Overview

  • London Gallery Weekend’s East End Art Walk for Access, Intimacy, and Independent Space.

    This walk through London’s East End highlights the intimacy of independent art spaces and the importance of accessible design both physically and curatorially. These galleries, often housed in converted warehouses or tucked beneath train arches, combine reflection in sophistication and the DIY ethos of East London’s creative communities while being increasingly conscious of who gets to engage with art, and how.

     

    As someone who cycles and lives locally, I wanted to offer a slower curated route for this year's London Gallery Weekend: something grounded in the tactile experience of the street.  As such, all the galleries on this route are accessible to wheelchair users. These are spaces where art feels close, personal, and present, and where care in the architectural, social, and political is evident in different forms.

     

    This curated walk explores East London’s vibrant art scene, focusing on galleries that champion digital innovation, diverse and queer narratives. Each stop offers a unique perspective on contemporary art, from immersive digital experiences to intimate queer expressions, all within accessible venues that welcome diverse audiences.

     

    Start your day with a hearty breakfast at the iconic family-run Italian café E. Pellici, on Bethnal Green Road.
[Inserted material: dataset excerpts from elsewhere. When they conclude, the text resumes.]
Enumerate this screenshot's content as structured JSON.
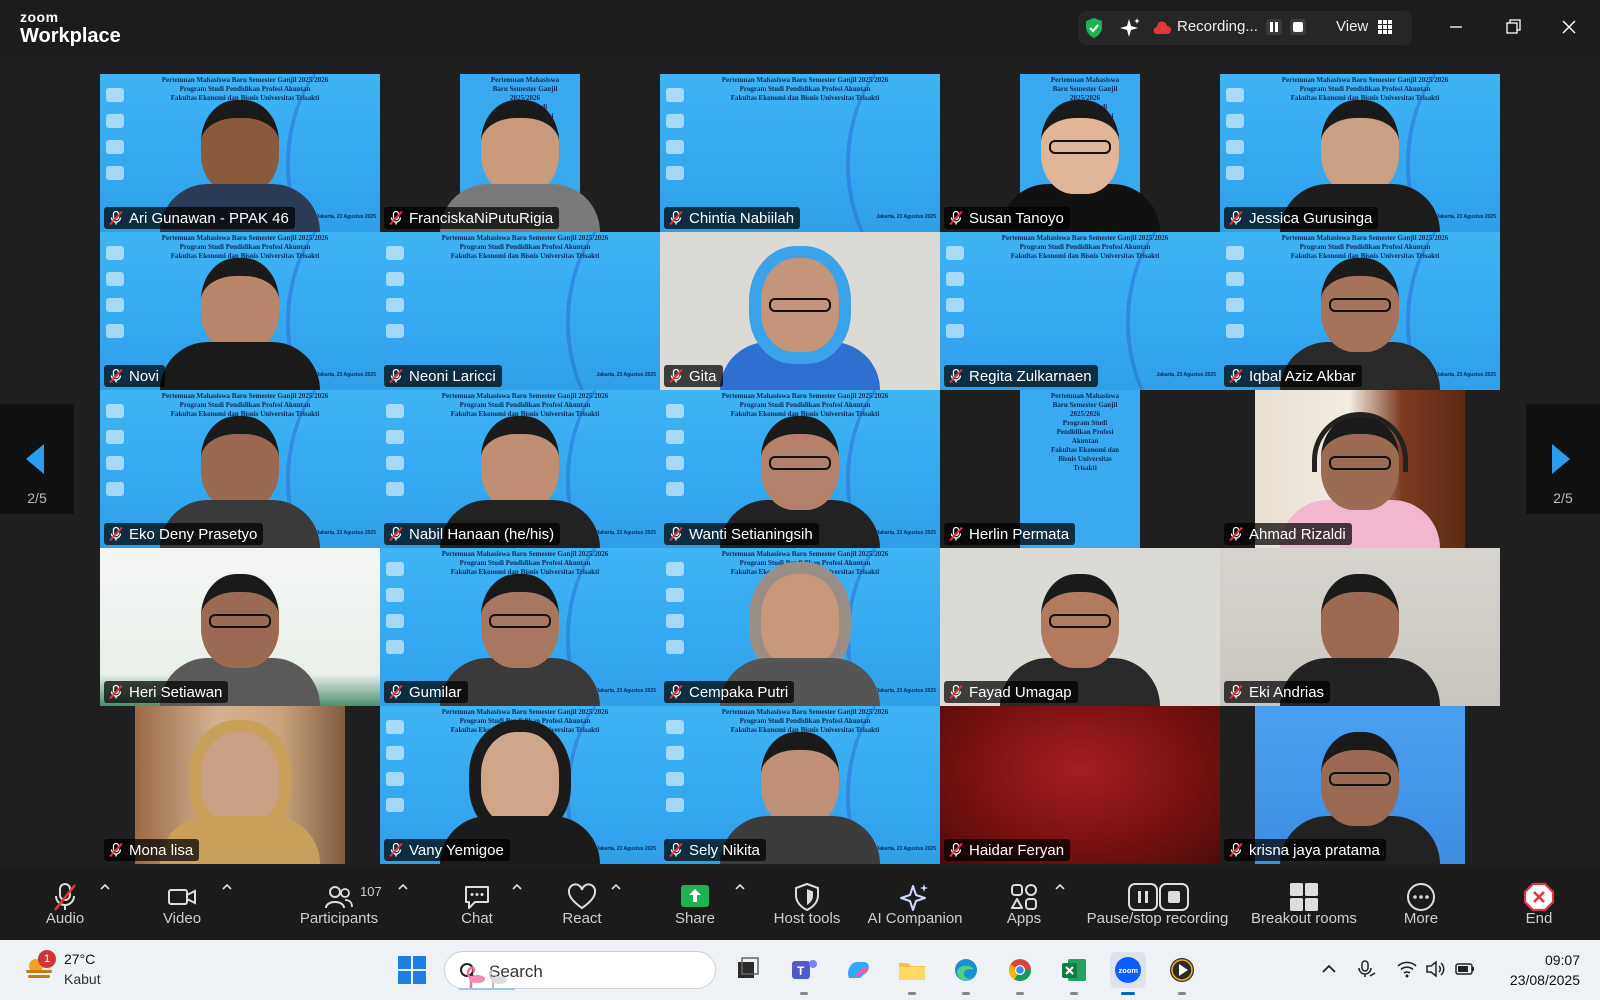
{
  "app": {
    "brand_small": "zoom",
    "brand_large": "Workplace",
    "recording_label": "Recording...",
    "view_label": "View"
  },
  "pagination": {
    "left": "2/5",
    "right": "2/5"
  },
  "participants": [
    {
      "name": "Ari Gunawan - PPAK 46"
    },
    {
      "name": "FranciskaNiPutuRigia"
    },
    {
      "name": "Chintia Nabiilah"
    },
    {
      "name": "Susan Tanoyo"
    },
    {
      "name": "Jessica Gurusinga"
    },
    {
      "name": "Novi"
    },
    {
      "name": "Neoni Laricci"
    },
    {
      "name": "Gita"
    },
    {
      "name": "Regita Zulkarnaen"
    },
    {
      "name": "Iqbal Aziz Akbar"
    },
    {
      "name": "Eko Deny Prasetyo"
    },
    {
      "name": "Nabil Hanaan (he/his)"
    },
    {
      "name": "Wanti Setianingsih"
    },
    {
      "name": "Herlin Permata"
    },
    {
      "name": "Ahmad Rizaldi"
    },
    {
      "name": "Heri Setiawan"
    },
    {
      "name": "Gumilar"
    },
    {
      "name": "Cempaka Putri"
    },
    {
      "name": "Fayad Umagap"
    },
    {
      "name": "Eki Andrias"
    },
    {
      "name": "Mona lisa"
    },
    {
      "name": "Vany Yemigoe"
    },
    {
      "name": "Sely Nikita"
    },
    {
      "name": "Haidar Feryan"
    },
    {
      "name": "krisna jaya pratama"
    }
  ],
  "slide": {
    "line1": "Pertemuan Mahasiswa Baru Semester Ganjil 2025/2026",
    "line2": "Program Studi Pendidikan Profesi Akuntan",
    "line3": "Fakultas Ekonomi dan Bisnis Universitas Trisakti",
    "date": "Jakarta, 23 Agustus 2025"
  },
  "toolbar": {
    "audio": "Audio",
    "video": "Video",
    "participants": "Participants",
    "participants_count": "107",
    "chat": "Chat",
    "react": "React",
    "share": "Share",
    "host_tools": "Host tools",
    "ai_companion": "AI Companion",
    "apps": "Apps",
    "pause_recording": "Pause/stop recording",
    "breakout_rooms": "Breakout rooms",
    "more": "More",
    "end": "End"
  },
  "taskbar": {
    "weather_badge": "1",
    "temperature": "27°C",
    "condition": "Kabut",
    "search_placeholder": "Search",
    "time": "09:07",
    "date": "23/08/2025"
  },
  "colors": {
    "accent_green": "#1fb254",
    "end_red": "#e0363f",
    "slide_blue": "#3aabf2",
    "mic_muted": "#e0363f"
  }
}
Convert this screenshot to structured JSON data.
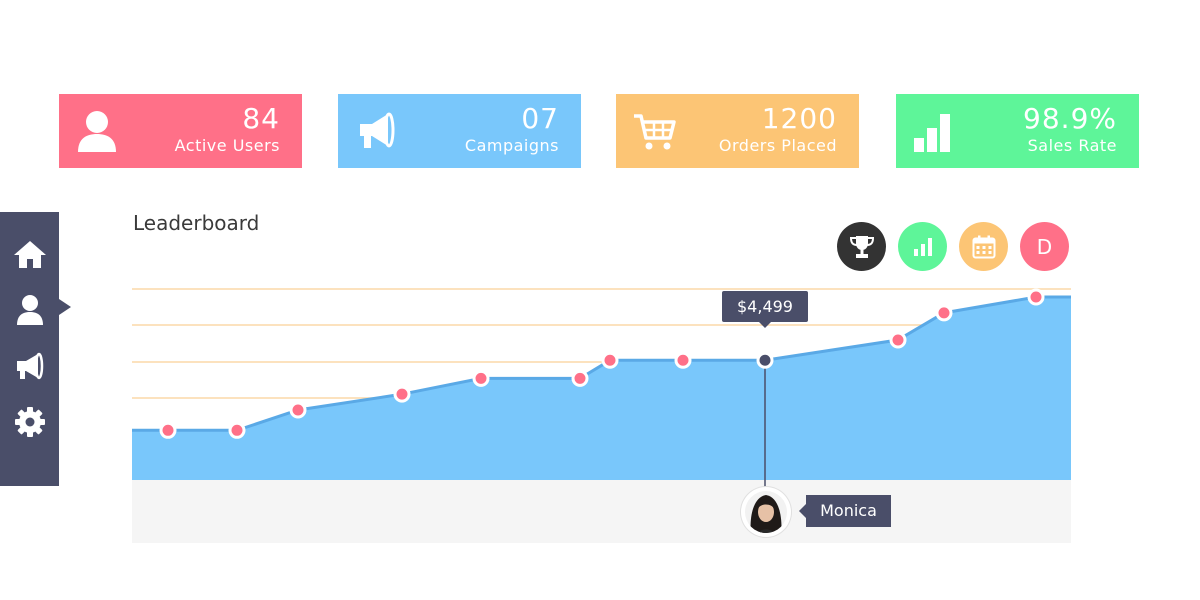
{
  "stats": [
    {
      "value": "84",
      "label": "Active Users",
      "icon": "user-icon",
      "color": "#ff7088"
    },
    {
      "value": "07",
      "label": "Campaigns",
      "icon": "megaphone-icon",
      "color": "#79c7fb"
    },
    {
      "value": "1200",
      "label": "Orders Placed",
      "icon": "cart-icon",
      "color": "#fcc575"
    },
    {
      "value": "98.9%",
      "label": "Sales Rate",
      "icon": "bar-chart-icon",
      "color": "#5ef599"
    }
  ],
  "sidebar": {
    "items": [
      {
        "icon": "home-icon"
      },
      {
        "icon": "user-icon",
        "active": true
      },
      {
        "icon": "megaphone-icon"
      },
      {
        "icon": "gear-icon"
      }
    ],
    "color": "#4a4e69"
  },
  "leaderboard": {
    "title": "Leaderboard",
    "filters": [
      {
        "icon": "trophy-icon",
        "color": "#333333"
      },
      {
        "icon": "bar-chart-icon",
        "color": "#5ef599"
      },
      {
        "icon": "calendar-icon",
        "color": "#fcc575"
      },
      {
        "label": "D",
        "color": "#ff7088"
      }
    ],
    "tooltip_value": "$4,499",
    "selected_user": "Monica"
  },
  "chart_data": {
    "type": "area",
    "values": [
      0.22,
      0.22,
      0.31,
      0.38,
      0.45,
      0.45,
      0.53,
      0.53,
      0.53,
      0.62,
      0.74,
      0.81
    ],
    "selected_index": 8,
    "area_color": "#79c7fb",
    "line_color": "#5aa9e6",
    "point_color": "#ff7088"
  }
}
They offer outdoor covered seating and can accommodate wheelchair users with advance notice. It's a welcoming and accessible spot to begin your art-filled day.

     

    Then, head ten minutes round the corner to Annka Kultys Gallery, which is celebrating their 10 year anniversary with an exhibition of works by Louisa Clement. Clement's works address the human presence in the artificial as well as the artificial presence in the human. She reflects on the living conditions and themes of a western, urban present, which is confronted with new forms of communication, standardisation and transformation.

     

    Following that, you have some options that are all within a stone’s throw of one another. You could head to Soft Opening on Minerva Street, which is holding a group show titled Something where there should be nothing. Thinking through spatiality, permeability and residuality, many of the works in this exciting exhibition address a felt absence directly, while others simply refer to it or indeed disrupt it. Formally, materially and conceptually, throughout the exhibition, this group of artists continually interrogates the invisible forces that seek to govern our existence.

     

    Alternatively, Rose Easton—known for its ambitious exhibitions that transform the space to build immersive worlds around the work—is on Cambridge Heath Road. They are exhibiting works by the Swedish artist Amanda Moström, who deals primarily with the erotic. Moström takes inspiration from the writing of the theorist Audre Lorde, who reclassified eroticism from the strictly pornographic or explicit as "the personification of love in all its aspects." The resulting works coax the viewer, made complicit by the act of looking, into confronting their own boundaries and preconceptions.

     

    Or, to Maureen Paley, exhibiting Kayode Ojo, whose works employ a process of sourcing, collecting and displaying objects. His sculptures reveal how items can confer social status upon their owner, examining the artifice of taste and the aspirations associated with it. Though the sculptures reflect on the markers of excess and accumulation, these carefully staged compositions also embrace the fragility and impractical beauty of their objects. Just round the corner from Maureen’s main exhibition space is Studio M, the gallery’s project space for experimental and emerging work, which is showing work by Chioma Ebinama. The show explores contemporary femininity and how it has been shaped through narratives spanning myth and manga, while also championing the potential for love to be a space for liberation.

     

    If you get hungry at any point along the way, I would recommend going to The Vagina Museum, which is in the vicinity of all of these galleries. They have seating and allow packed (nut-free) lunches. Great for combining with a bathroom stop and a brief museum browse.

     

    Alternatively, for a sunny day, if you don’t mind waiting for a table, you could head to Towpath Café, a lovely waterside option!

     

    From here, you can ride or walk up to Haricot Gallery, an intimate, artist-led space. Email ahead for access needs, they’ve been known to assist where possible. The exhibition, titled Miracle State, is Hetty Douglas’s first solo show in London. It can be described as the ‘inner drugstore,’ with shelves stocked with the addiction of excitement, the poison of shame, false fears, and the seduction of self-abandonment. Each work measures the weight of these learned beliefs against the reforming power of hope.

     

    End your route at Victoria Miro on Wharf Road. Celebrating its 40th anniversary, Victoria Miro is holding a very special exhibition celebrating the extraordinary artists who have shaped the gallery since its founding in 1985.

     

    If you fancy a drink head to Well Street’s La Camionera, a queer and friendly bar with excellent drinks and rotating displays of art. Ideal to end the day with conversation and reflection. Accessible, but call ahead if you’re unsure about mobility needs!

     

    All selected stops either have step-free access or make accommodations with advance notice. Paths between galleries are mostly flat and paved; avoid unpaved alleyways. Buses and short Ubers can fill in any longer stretches for those needing breaks.